Florence, 2001

Here is another one from the archives for you…

One of the best ways to find great restaurants in a new city is to ask the locals. You can often find places that you might otherwise bypass, or not pass at all. Plus, in the pre-blog world, it was either that or a (likely outdated) guidebook. Fortunately for you, dear reader, you have me.

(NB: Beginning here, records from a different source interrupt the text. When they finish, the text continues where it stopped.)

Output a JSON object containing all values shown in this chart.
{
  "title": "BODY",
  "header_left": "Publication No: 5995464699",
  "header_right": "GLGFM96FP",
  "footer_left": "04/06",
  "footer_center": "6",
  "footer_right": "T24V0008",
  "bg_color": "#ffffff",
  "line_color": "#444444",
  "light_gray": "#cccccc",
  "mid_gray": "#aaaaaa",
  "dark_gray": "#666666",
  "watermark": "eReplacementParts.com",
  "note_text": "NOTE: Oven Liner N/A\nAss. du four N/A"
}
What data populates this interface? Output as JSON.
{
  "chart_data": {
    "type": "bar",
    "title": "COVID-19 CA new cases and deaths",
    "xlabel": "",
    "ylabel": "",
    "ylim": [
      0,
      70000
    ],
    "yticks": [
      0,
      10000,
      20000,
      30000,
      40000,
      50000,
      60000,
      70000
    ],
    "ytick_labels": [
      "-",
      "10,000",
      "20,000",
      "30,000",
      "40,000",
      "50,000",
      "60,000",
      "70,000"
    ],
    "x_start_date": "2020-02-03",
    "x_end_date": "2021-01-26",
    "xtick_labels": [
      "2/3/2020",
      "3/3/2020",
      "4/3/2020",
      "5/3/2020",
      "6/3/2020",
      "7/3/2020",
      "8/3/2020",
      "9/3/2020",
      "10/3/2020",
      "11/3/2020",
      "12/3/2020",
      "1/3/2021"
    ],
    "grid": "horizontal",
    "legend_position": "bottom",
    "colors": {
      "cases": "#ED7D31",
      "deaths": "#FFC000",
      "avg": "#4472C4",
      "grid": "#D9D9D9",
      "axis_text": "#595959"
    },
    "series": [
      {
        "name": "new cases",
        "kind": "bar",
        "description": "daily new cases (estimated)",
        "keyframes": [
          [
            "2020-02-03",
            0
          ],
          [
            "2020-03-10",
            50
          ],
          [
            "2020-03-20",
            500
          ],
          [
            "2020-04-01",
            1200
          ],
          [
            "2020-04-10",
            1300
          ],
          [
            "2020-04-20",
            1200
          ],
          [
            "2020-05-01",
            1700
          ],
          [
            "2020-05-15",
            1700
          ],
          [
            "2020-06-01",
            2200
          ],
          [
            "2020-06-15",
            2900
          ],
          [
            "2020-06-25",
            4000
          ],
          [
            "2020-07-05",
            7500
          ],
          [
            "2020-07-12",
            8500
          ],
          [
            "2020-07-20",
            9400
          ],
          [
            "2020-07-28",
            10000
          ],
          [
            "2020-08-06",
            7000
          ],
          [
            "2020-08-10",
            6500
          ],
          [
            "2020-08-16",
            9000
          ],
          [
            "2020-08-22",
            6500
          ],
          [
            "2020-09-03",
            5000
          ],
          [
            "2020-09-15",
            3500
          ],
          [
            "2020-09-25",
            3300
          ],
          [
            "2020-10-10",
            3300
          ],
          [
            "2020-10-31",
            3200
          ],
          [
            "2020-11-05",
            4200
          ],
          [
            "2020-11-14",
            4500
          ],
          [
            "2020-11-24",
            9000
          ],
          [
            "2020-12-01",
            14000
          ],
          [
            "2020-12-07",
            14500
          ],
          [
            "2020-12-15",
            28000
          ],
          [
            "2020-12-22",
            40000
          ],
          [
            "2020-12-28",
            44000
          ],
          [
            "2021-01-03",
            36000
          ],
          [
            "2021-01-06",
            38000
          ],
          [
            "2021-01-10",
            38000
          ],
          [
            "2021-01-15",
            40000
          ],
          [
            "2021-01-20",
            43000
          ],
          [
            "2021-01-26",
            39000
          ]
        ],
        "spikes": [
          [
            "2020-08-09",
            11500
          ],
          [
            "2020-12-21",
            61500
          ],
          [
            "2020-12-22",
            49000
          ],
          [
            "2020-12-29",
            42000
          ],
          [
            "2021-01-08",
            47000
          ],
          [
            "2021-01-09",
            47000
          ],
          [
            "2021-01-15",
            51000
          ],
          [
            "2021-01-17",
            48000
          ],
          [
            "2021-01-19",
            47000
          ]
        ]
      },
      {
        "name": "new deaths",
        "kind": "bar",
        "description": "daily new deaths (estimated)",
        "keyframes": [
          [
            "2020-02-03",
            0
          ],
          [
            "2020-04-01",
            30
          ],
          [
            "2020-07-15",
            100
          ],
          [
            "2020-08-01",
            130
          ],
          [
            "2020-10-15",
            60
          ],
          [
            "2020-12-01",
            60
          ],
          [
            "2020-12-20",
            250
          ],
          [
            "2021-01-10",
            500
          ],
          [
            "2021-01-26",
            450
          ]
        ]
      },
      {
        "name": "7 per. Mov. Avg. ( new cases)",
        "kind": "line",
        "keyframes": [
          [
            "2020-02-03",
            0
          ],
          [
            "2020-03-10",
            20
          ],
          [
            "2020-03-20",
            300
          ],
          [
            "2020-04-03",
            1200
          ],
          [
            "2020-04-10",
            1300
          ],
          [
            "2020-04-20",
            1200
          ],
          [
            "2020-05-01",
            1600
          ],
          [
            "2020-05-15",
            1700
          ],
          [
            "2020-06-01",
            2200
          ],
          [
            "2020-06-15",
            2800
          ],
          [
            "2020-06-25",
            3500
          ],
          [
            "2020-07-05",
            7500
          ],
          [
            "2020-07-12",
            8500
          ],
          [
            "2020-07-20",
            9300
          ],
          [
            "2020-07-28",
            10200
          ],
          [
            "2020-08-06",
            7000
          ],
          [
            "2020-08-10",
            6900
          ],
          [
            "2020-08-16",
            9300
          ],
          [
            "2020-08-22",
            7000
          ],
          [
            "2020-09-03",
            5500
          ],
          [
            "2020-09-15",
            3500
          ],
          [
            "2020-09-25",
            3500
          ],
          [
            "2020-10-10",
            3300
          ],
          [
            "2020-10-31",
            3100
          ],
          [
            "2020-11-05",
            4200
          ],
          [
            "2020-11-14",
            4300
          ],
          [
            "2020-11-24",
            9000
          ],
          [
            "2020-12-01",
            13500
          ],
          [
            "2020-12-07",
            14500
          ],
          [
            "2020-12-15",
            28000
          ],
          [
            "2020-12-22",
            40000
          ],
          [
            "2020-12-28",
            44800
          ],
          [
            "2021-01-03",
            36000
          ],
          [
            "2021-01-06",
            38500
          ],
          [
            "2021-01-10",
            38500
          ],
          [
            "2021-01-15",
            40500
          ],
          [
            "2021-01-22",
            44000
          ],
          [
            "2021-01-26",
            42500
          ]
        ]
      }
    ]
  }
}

In the fall of 2001, on the heels of September 11, we traveled to Italy to celebrate a friend’s wedding. At that time, I had a lengthy commute and spent plenty of time in the car. Alone. So I got language tapes (yes, the cassette kind). Ann Johnson (as in “Ann Johnson arrives in Italy and must claim her luggage. Excuse me, where is baggage claim?” “Mi scusi, dov’è ritiro bagagli?”) and I spent many quality hours in the car together. I learned about her travels, hotel stays and useless words like laundromat (“Levanderia“). I learned mediocre pronunciation and enough vocabulary to make me think I actually spoke Italian. I even managed to trick a few locals into believing it, too, if only for a minute.

We celebrated at the wedding (“YMCA” with a room full of Italians is hilarious), wandered around Florence for a day or two on our own before making our way to our friend’s house. As we wandered through the city, with no real plan at lunchtime, we happened upon a place that looked good, called Baldovino. We stopped in, were greeted warmly (as we were by most people we encountered in Florence) and having practiced my full sentence in Italian for ten minutes prior to our arrival, I asked for a table for two, please. When the hostess asked me if I wanted to sit inside or outside, I was flummoxed. Ann Johnson had not gone any place where she was asked that question on my language tapes. Immediately, the hostess switched to perfect English, and we had a whole conversation about how she could not believe we were not Italian. (It must have been the dark hair, and lack of tennis shoes or fanny pack.) She insisted that I must be a first generation American. Nope, fourth.

We had a terrific meal, and later that afternoon made our way over to our friend’s apartment where we would stay for the remainder of our time in Florence. As we got there and were settling in, we were discussing where we would be going for dinner. (See? It is not just me. My friends can be all about the food, too!) She started asking us what we had done during the day. As we replayed the day in great detail (highlighting lunch, of course), she said “Oh no! You went there?” Incredulous. “But it was really good,” I told her. “Yes. It is. It is one of my favorites, and I was going to take you there for dinner tonight.” So, you see, had I asked the local, we would have ended up at the same restaurant. Unfortunately, it doesn’t always work out that way. At least now we have more resources –  and international cell phone plans.

By the way, Baldovino is still in the Santa Croce area of Florence, so if your travels take you there be sure to let me know how it is!